The record grabs you with the one-two punch of “Car and Driver” and “If I Wanted to Be Famous (I’d Have Shot Someone)” which wrest your attention from whatever suddenly-secondary thoughts you might be having and focus you on the issue at hand. The former has the feel of a boozy, carnivalesque romp later visited on “If You Only Knew”, while the latter has a the feelings of a Mekons-like musical search and destroy mission, permanently dynamiting itself a place in the back of your skull.
As befits a man in his 30s who’d spent the better part of a decade in dead-end bars and clubs, Lopez delivers his lyrics about fear, loss, desperation and failure in a voice that splits the difference between a sneer, a bellow and a mewl. His songs have titles like “Please Don’t Go Downtown Tonight”, “I Hope You’ll Never See Me Like This” and “Ma, Look What the City Did to Me”. They paint the picture of a man at the end of any number of ropes, trying to hold onto anything meaningful he can find, most often a woman. He does counter this sad-sack routine with preciously guarded slivers of optimism like “Make It New Again”, which lightens up the mood at least enough to stifle full-on depression (at least until everyone sobers up).
Even though it’s too of a piece to be tagged with that near-obligatory double LP descriptor, “sprawling”, the Rock*A*Teens know just when to switch of the formula on Sweet Bird of Youth to keep it from getting too godawful draggy (OK, maybe they could have saved a COUPLE of songs for b-sides). The sticky, sing-songy melody of “Lee Knows Every Raindrop”, for example, shows the band’s poppy side while the fuzzy blast of “Our Future Was Then” cuts through the dramatics to deliver some kick to the record’s second half. Elsewhere, Lopez’s sweet duet with Shannon Wright on “It’s Destiny” gives us the closest thing we’ll get to a ballad (complete with what sounds like marimbas) and succeeds brilliantly in paring down the instrumentation while honing in on the record’s fundamental romantic despair.
The release comes with a bonus disc/download. It’s the Rock*A*Teens’ final show (until now), recorded at the Caledonia Lounge on the day before New Year’s Eve 2002 (it was also the band’s second-to-last show). As seems fitting for the band, it sounds like a soundboard recording of about C+/B- quality. There doesn’t seem to be a huge audience to hear the group power through a broad swath of their five-album catalog. A lot of the shimmering brilliance, the rafters-rousing hopelessness that made that Sweet Bird sing seems to be conspicuously absent here. The live disc mostly serves to show just how underappreciated they were at the time.

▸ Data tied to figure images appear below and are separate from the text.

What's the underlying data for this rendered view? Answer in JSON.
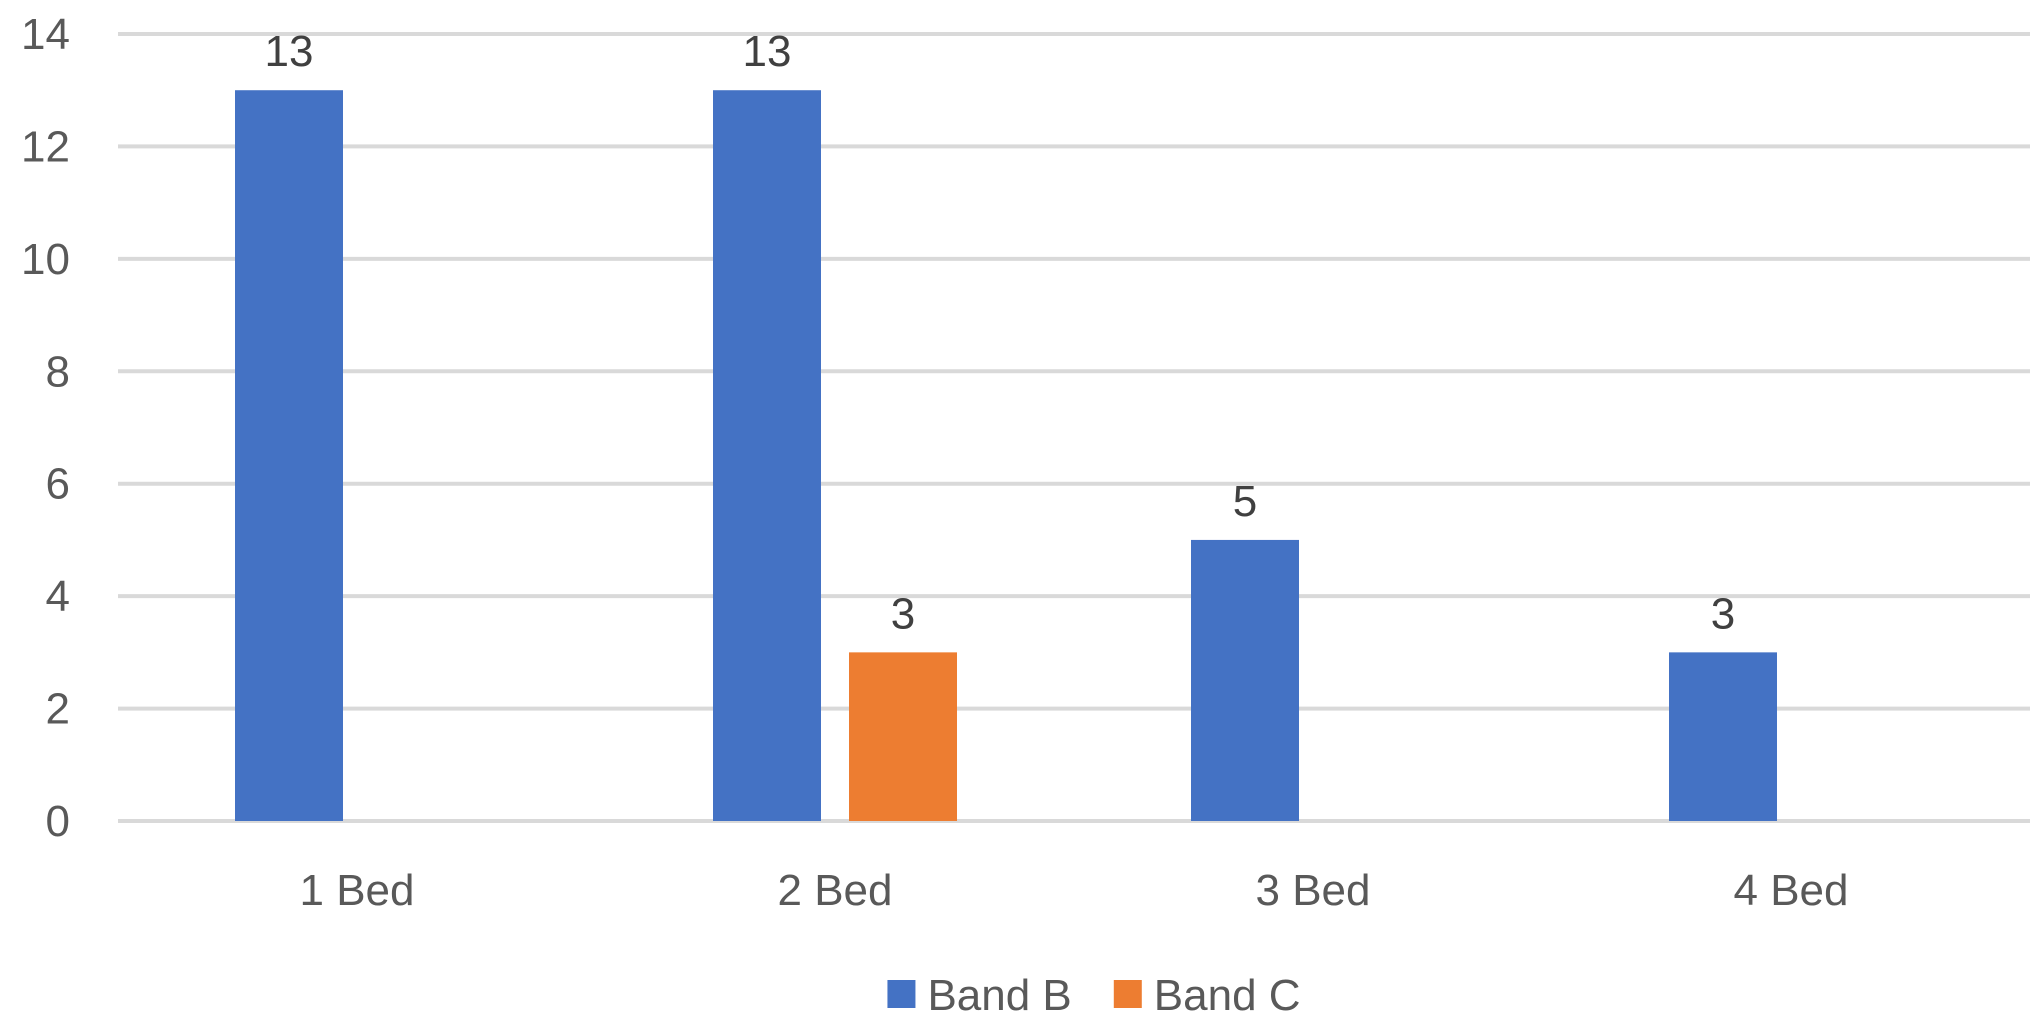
{
  "chart_data": {
    "type": "bar",
    "title": "",
    "xlabel": "",
    "ylabel": "",
    "categories": [
      "1 Bed",
      "2 Bed",
      "3 Bed",
      "4 Bed"
    ],
    "series": [
      {
        "name": "Band B",
        "color": "#4472c4",
        "values": [
          13,
          13,
          5,
          3
        ]
      },
      {
        "name": "Band C",
        "color": "#ed7d31",
        "values": [
          null,
          3,
          null,
          null
        ]
      }
    ],
    "ylim": [
      0,
      14
    ],
    "yticks": [
      0,
      2,
      4,
      6,
      8,
      10,
      12,
      14
    ],
    "grid": true,
    "legend_position": "bottom",
    "data_labels": true
  }
}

Chris Lopez has intimated in interviews that the band is still hoping to play on this reunion tour. I desperately hope that they do. They need to be playing festivals and double-headlining bills for people who’ve never heard them before because these are the kinds of songs that reach out and touch you. Merge has done us all a favor by giving another generation the chance to discover the Rock*A*Teens, hopefully more people will do themselves themselves the favor of listening the second time around.